OutOfMemoryError: CUDA out of memory. Tried to allocate 512.00 MiB. GPU 0 has a total capacty of 79.10 GiB of which 505.94 MiB is free. Process 2861798 has 78.60 GiB memory in use. Of the allocated memory 75.77 GiB is allocated by PyTorch, and 1.11 GiB is reserved by PyTorch but unallocated. If reserved but unallocated memory is large try setting max_split_size_mb to avoid fragmentation.
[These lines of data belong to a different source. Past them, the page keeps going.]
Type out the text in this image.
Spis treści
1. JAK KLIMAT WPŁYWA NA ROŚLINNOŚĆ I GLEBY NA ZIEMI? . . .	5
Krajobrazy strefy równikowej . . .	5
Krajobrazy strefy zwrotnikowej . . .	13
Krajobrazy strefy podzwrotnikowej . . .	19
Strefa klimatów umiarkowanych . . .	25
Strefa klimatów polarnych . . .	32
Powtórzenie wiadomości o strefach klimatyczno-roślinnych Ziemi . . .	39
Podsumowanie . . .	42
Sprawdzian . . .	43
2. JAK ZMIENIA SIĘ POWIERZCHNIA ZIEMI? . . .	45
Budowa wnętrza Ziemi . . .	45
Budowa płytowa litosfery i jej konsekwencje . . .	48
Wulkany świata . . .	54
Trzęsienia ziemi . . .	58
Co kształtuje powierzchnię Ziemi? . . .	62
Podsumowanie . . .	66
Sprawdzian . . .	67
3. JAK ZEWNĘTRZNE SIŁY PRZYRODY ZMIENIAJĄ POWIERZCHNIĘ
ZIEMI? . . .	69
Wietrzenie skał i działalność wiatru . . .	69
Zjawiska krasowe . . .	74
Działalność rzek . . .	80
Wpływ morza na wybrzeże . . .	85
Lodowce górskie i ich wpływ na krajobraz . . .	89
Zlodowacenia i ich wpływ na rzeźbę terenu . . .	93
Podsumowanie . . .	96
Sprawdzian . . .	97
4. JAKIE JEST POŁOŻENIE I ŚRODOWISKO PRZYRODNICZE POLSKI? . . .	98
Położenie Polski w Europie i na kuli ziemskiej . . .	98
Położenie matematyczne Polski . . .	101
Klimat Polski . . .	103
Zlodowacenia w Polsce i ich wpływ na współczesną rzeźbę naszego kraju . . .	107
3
See documentation for Memory Management and PYTORCH_CUDA_ALLOC_CONF

the last track is : File /opt/conda/lib/python3.10/site-packages/torch/nn/modules/module.py:1527, in Module._call_impl(self, *args, *kwargs) 1522 # If we don't have any hooks, we want to skip the rest of the logic in 1523 # this function, and just call forward. 1524 if not (self._backward_hooks or self._backward_pre_hooks or self._forward_hooks or self._forward_pre_hooks 1525 or _global_backward_pre_hooks or _global_backward_hooks 1526 or _global_forward_hooks or _global_forward_pre_hooks): -> 1527 return forward_call(args, **kwargs) 1529 try: 1530 result = None

File ~/.local/lib/python3.10/site-packages/diffusers/models/resnet.py:198, in Upsample2D.forward(self, hidden_states, output_size, scale) 196 # If the input is bfloat16, we cast back to bfloat16 197 if dtype == torch.bfloat16: --> 198 hidden_states = hidden_states.to(dtype) 200 # TODO(Suraj, Patrick) - clean up after weight dicts are correctly renamed 201 if self.use_conv:

chuxing commented 11 months ago

update: export PYTORCH_CUDA_ALLOC_CONF=max_split_size_mb:32 source ~/.bashrc

限制显存一次分配的最大单位可以解决这个问题. 目前能正常运行

ryanzhangfan commented 11 months ago

Great! I'll close this issue. Feel free to open it again when encountering any other problems.